| 要旨トップ | 目次 | | 日本生態学会第68回全国大会 (2021年3月、岡山) 講演要旨 ESJ68 Abstract |
一般講演(ポスター発表) P1-178 (Poster presentation)
植物の花の向きは種類によって異なる。花の向きは、訪花者の行動・雨等の気象などにより影響されることが知られているが、それらの要因を包括的に扱った研究は少ない。そこで本研究では花の向きを決める要因を調べるため、複数の植物を対象に様々な要因の影響を個別に調べた。
2020年にカタクリ(下向き開花)・ニッコウキスゲ(水平向き開花)・コバギボウシ(斜め下向き開花)について自然環境下で花の向きを上・水平・下方向に変える処理を行った。処理を施した花に来る訪花者を観察し、開花後の葯から残花粉量を測定し、また結実後に種子を回収し結実率を求めた。
その結果、カタクリでは訪花者の訪花頻度は非常に低く、上・水平方向に変えた花で残花粉数は小さくなり結実率は上がった。

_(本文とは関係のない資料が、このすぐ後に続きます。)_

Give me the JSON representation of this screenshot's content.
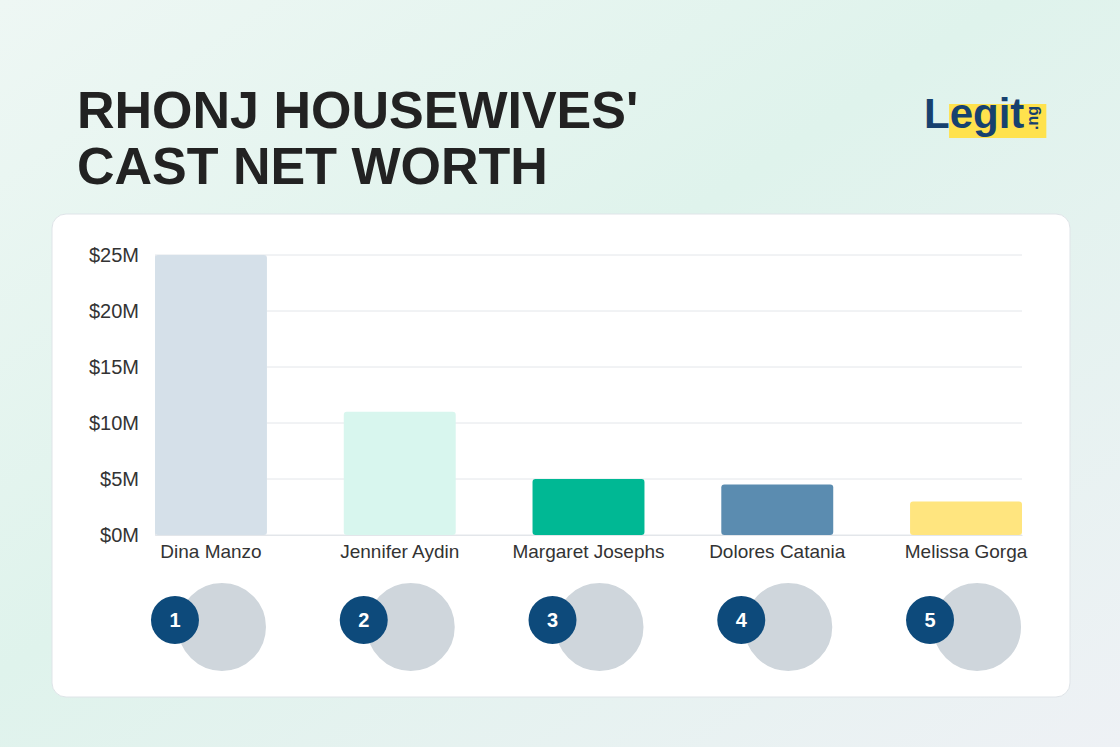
{
  "chart_data": {
    "type": "bar",
    "title": "RHONJ HOUSEWIVES' CAST NET WORTH",
    "logo": "Legit.ng",
    "categories": [
      "Dina Manzo",
      "Jennifer Aydin",
      "Margaret Josephs",
      "Dolores Catania",
      "Melissa Gorga"
    ],
    "values": [
      25,
      11,
      5,
      4.5,
      3
    ],
    "colors": [
      "#d5e0e9",
      "#d8f6ee",
      "#00b894",
      "#5b8cb0",
      "#ffe57f"
    ],
    "ranks": [
      1,
      2,
      3,
      4,
      5
    ],
    "ylim": [
      0,
      25
    ],
    "yticks": [
      {
        "value": 0,
        "label": "$0M"
      },
      {
        "value": 5,
        "label": "$5M"
      },
      {
        "value": 10,
        "label": "$10M"
      },
      {
        "value": 15,
        "label": "$15M"
      },
      {
        "value": 20,
        "label": "$20M"
      },
      {
        "value": 25,
        "label": "$25M"
      }
    ],
    "grid": true
  }
}
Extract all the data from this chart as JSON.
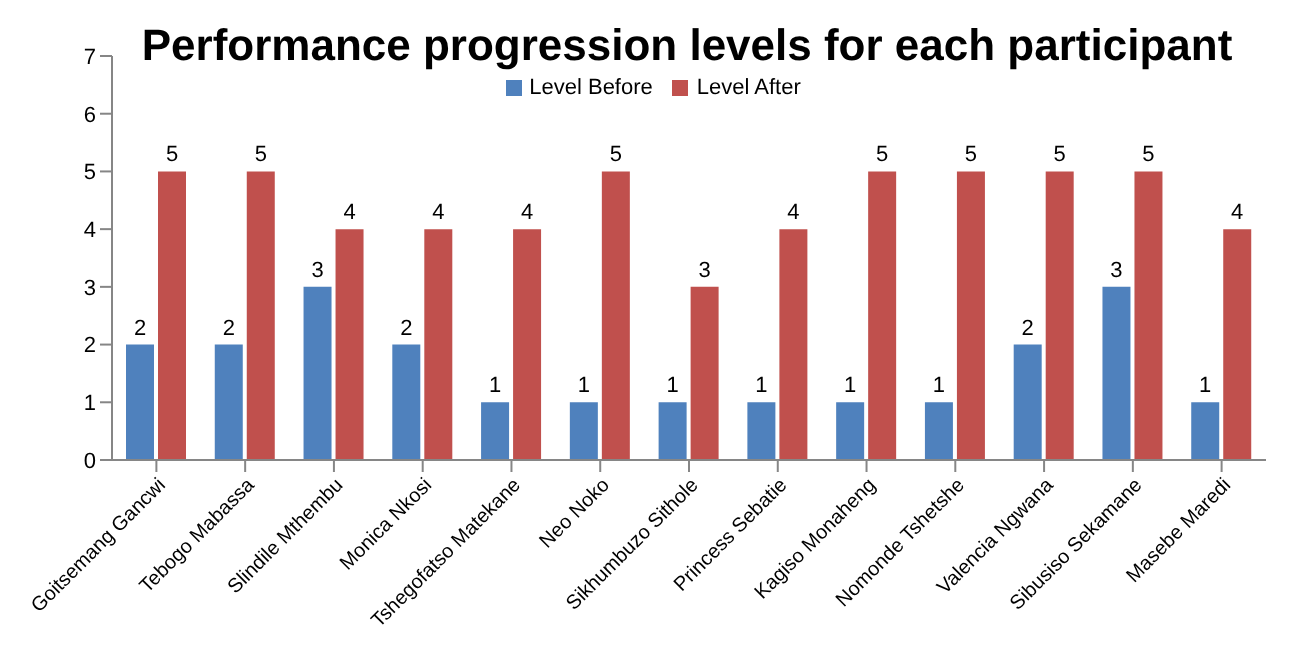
{
  "chart_data": {
    "type": "bar",
    "title": "Performance progression levels for each participant",
    "categories": [
      "Goitsemang Gancwi",
      "Tebogo Mabassa",
      "Slindile Mthembu",
      "Monica Nkosi",
      "Tshegofatso Matekane",
      "Neo Noko",
      "Sikhumbuzo Sithole",
      "Princess Sebatie",
      "Kagiso Monaheng",
      "Nomonde Tshetshe",
      "Valencia Ngwana",
      "Sibusiso Sekamane",
      "Masebe Maredi"
    ],
    "series": [
      {
        "name": "Level Before",
        "color": "#4f81bd",
        "values": [
          2,
          2,
          3,
          2,
          1,
          1,
          1,
          1,
          1,
          1,
          2,
          3,
          1
        ]
      },
      {
        "name": "Level After",
        "color": "#c0504d",
        "values": [
          5,
          5,
          4,
          4,
          4,
          5,
          3,
          4,
          5,
          5,
          5,
          5,
          4
        ]
      }
    ],
    "ylim": [
      0,
      7
    ],
    "yticks": [
      0,
      1,
      2,
      3,
      4,
      5,
      6,
      7
    ],
    "grid": false,
    "legend": "top",
    "data_labels": true
  }
}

ニッコウキスゲでは処理間で訪花頻度に差は無く、残花粉数・結実率についても差は見られなかった。コバギボウシでは上・水平方向に変えた花でハチ(マルハナバチを除く)の訪花頻度が小さくなり、上方向に変えた花で残花粉数は大きくなり結実率は下がった。
これらの結果から、カタクリにおいて訪花者の存在は花の向きを決める要因ではなく、雨による花粉流出を免れることが雄成功に繋がり、結実率が雌成功に直結することを考慮すると、雄成功と雌成功の間でトレードオフが起きておりカタクリ本来の花の向きは雄成功を高めるものだと考えられる。ニッコウキスゲにおいて訪花者の存在は花の向きを決める要因ではないと考えられる。またコバギボウシにおいては、上向きに変えた花でハチの訪花頻度が小さくなり結実率が下がったことから、訪花者の存在が花の向きを決める要因であると考えられる。
以上のことは、花の咲く向きが、訪花者の影響が強い場合は訪花者の誘引に有利な向きになり、そうでない場合は、雄成功・雌成功への影響の強さによって決まることを示唆している。